Today, a major focus of recycling initiatives is focusing on plastics.
Forty percent of all plastics manufactured these days is for packaging, most of it disposed of within minutes after opening it. Globally, just 9% of plastics get recycled. Both waste and production are on the rise: Present-day, 276 million metric tonnes of plastics are being produced annually and will reach 600 million metric tonnes in 2040. It is projected that in 2040 only 14% will be recycled.
Those are abstract numbers. Often it helps to make issues visually alive, like in the video below. It illustrates one issue that humans have on our planet by showing the impact of plastic bottles. Do you have a clue how many plastic bottles are produced globally and what that number looks like in real time, second by second? You’ll be stunned.
Additionally there is a destructive symbiotic relationship between the beverage and fashion industries. Brands are marketing recycled polyester clothes with sustainability as their USP to consumers, who think that they buy new clothes made from recycled old clothes. But recycled polyester is not made from polyester fabric, it is made from single-use PET bottles. This confuses the ordinary consumers outside of the fashion sustainability bubble, as typically the common understanding of the word polyester is a type of fabric and not a plastic.
The demand for recycled polyester goes hand-in-hand with a dependence on single-use PET bottles. This is paradoxical, as the target customers for recycled polyester are eco-conscious consumers, who may have a dislike for single-use plastics and try to avoid them.
Once PET bottles are taken as feedstock for clothing, they head into a dead end. Because the polyester is bound in these clothes and cannot be recycled. There is currently no technology scaled up enough to take these fabrics and return them to virgin quality polyester so they can be used again. The value of the material is stuck in the clothing. And once it has reached its end-of-life, it will end up in landfill. This will only change when sufficient numbers of molecular recycling technologies are scaled up.

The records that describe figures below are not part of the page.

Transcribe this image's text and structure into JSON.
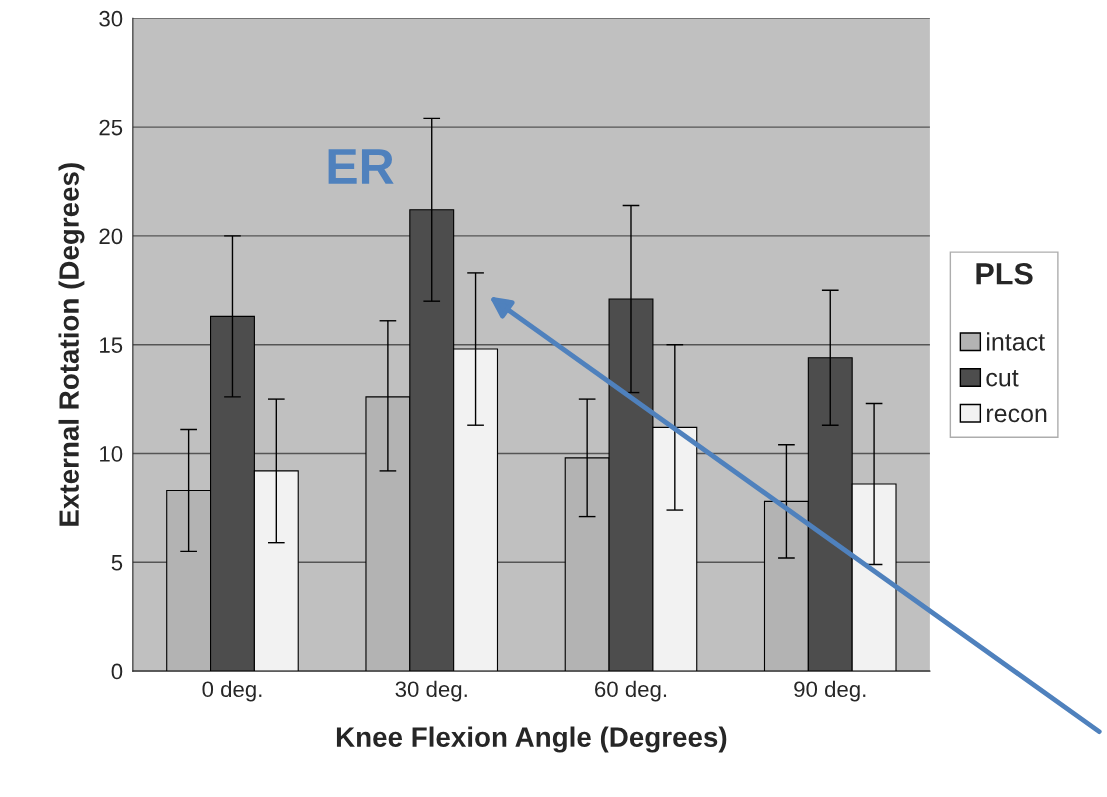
{
  "chart_data": {
    "type": "bar",
    "xlabel": "Knee Flexion Angle (Degrees)",
    "ylabel": "External Rotation (Degrees)",
    "legend_title": "PLS",
    "categories": [
      "0 deg.",
      "30 deg.",
      "60 deg.",
      "90 deg."
    ],
    "series": [
      {
        "name": "intact",
        "color": "#b3b3b3",
        "values": [
          8.3,
          12.6,
          9.8,
          7.8
        ],
        "errors": [
          [
            5.5,
            11.1
          ],
          [
            9.2,
            16.1
          ],
          [
            7.1,
            12.5
          ],
          [
            5.2,
            10.4
          ]
        ]
      },
      {
        "name": "cut",
        "color": "#4d4d4d",
        "values": [
          16.3,
          21.2,
          17.1,
          14.4
        ],
        "errors": [
          [
            12.6,
            20.0
          ],
          [
            17.0,
            25.4
          ],
          [
            12.8,
            21.4
          ],
          [
            11.3,
            17.5
          ]
        ]
      },
      {
        "name": "recon",
        "color": "#f2f2f2",
        "values": [
          9.2,
          14.8,
          11.2,
          8.6
        ],
        "errors": [
          [
            5.9,
            12.5
          ],
          [
            11.3,
            18.3
          ],
          [
            7.4,
            15.0
          ],
          [
            4.9,
            12.3
          ]
        ]
      }
    ],
    "ylim": [
      0,
      30
    ],
    "yticks": [
      0,
      5,
      10,
      15,
      20,
      25,
      30
    ],
    "grid": "y",
    "legend": "right",
    "annotations": [
      "ER"
    ]
  }
}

To round this up, here are a few more staggering numbers. Coke alone produces over 120 billion single use plastic bottles each year. In 2018 the recycling rate of PET bottles in Norway was 97 percent, making it a world leader in recycling. In comparison, the recycling rate of these plastic bottles in the United States was just 29 percent. In the European Union it was 58% and in India 80%.
The beverage and fashion industry compete with one another on a limited resource and only one industry can keep that plastic circulating: the beverage industry.